Il y a encore quelques semaines, personne n’y croyait. Le SNES-FSU, premier syndicat parmi les enseignants du secondaire, avait lancé une timide consultation de ses adhérents pour mesurer s’il était envisageable de porter la grève durant les surveillances des épreuves du baccalauréat technologique et professionnel débutant la semaine du 17 juin.

Pourtant le mot d’ordre est porté. Les Assemblées Générales qui se sont réunies tout au long de l’année, souvent avec les collègues du 1er degré, ont poussé les organisations syndicales à se positionner. Le 29 mai, 11 fédérations dont le SNES, SUD, la CGT mais aussi le Snalc et la CFE-CGC, pourtant marqués à droite, signent avec les collectifs des « Stylos Rouges » et la « Chaine des Bahuts en lutte » un communiqué appelant à se mettre en grève le lundi 17 juin. Il est rapidement rejoint par l’association des professeurs de Sciences Economiques et Sociales (APSES) et soutenu par des syndicats lycéens (UNL et MNL).

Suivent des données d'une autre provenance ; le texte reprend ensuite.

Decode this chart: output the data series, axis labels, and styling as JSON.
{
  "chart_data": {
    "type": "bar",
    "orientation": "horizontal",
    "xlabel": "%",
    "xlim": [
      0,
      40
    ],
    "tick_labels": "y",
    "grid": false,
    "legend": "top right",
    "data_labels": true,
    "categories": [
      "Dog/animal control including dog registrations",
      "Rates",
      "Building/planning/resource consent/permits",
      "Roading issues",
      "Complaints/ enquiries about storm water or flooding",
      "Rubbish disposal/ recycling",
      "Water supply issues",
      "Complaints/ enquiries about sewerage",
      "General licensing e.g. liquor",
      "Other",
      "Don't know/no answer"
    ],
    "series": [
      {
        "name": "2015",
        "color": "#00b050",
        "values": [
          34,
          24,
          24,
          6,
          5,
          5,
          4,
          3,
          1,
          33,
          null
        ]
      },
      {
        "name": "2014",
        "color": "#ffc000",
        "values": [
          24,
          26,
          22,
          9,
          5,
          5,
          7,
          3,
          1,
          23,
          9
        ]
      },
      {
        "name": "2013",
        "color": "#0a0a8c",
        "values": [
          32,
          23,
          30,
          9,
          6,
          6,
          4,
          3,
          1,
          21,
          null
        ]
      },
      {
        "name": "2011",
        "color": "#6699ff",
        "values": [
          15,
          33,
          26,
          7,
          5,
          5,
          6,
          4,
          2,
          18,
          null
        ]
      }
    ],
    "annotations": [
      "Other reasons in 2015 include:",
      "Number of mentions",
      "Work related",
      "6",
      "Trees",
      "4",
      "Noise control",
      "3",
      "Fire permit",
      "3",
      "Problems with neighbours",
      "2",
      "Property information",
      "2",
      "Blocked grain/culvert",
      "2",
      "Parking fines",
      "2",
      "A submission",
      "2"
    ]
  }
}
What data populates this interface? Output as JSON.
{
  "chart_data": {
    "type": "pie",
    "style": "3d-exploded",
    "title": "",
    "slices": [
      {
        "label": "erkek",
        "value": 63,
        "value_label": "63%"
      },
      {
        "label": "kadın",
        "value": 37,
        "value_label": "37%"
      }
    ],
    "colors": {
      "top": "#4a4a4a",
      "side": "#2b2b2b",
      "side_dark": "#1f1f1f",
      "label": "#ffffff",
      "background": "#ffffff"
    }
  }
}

20 à 30% de grévistes en moyenne lundi 27 juin

Contrairement à ce qu’assure Jean-Michel Blanquer, lundi 17 juin au matin, sur France Inter, les organisations font le bilan que « l’appel intersyndical à la grève des surveillances des épreuves […] a été bien suivi ». Pour le ministère, qui intègre dans ses statistiques l’ensemble des agents potentiellement mobilisables pour les surveillances du baccalauréat, le déni de réalité continue : « autour de 5% de grévistes » assure Jean-Michel Blanquer sur France Inter lundi matin quand les organisations syndicales relèvent, elles, près de 25 à 30% des enseignants convoqués qui se sont mis en grève.

Des entorses au règlement des surveillances et au droit de grève

Certes, l’impact a été limité, peu d’épreuves perturbées. « Les centres d’examens ont été obligés de faire des sur-convocations, des pressions, des appels à d’autres personnels. Les épreuves se sont déroulées parfois au prix de conditions inacceptables » explique l’intersyndicale. Comme au lycée Descartes d’Antony (92) où des assistants d’Education et des agents retraités ont été appelés pour remplacer les 44% d’enseignants grévistes. Les rectorats avaient aussi rogné sur les conditions de surveillances en décrétant « réglementaire » la présence d’un surveillant par salle contre deux habituellement. Dans pas mal de centre d’examen, des solutions de dernières minutes ont été mises en place : épreuves dans des gymnases ou des réfectoires, convocation des agents administratifs d’autres établissements, pas de surveillance de couloirs… Les entorses au règlement des surveillances mais aussi au droit de grève ont été légions. Comme c’est le cas des enseignants du lycée Suger de Saint-Denis qui, s’ils sont grévistes, reçoivent des convocations supplémentaires quotidiennes : une manière pour l’administration de faire « rattraper » les jours de grève.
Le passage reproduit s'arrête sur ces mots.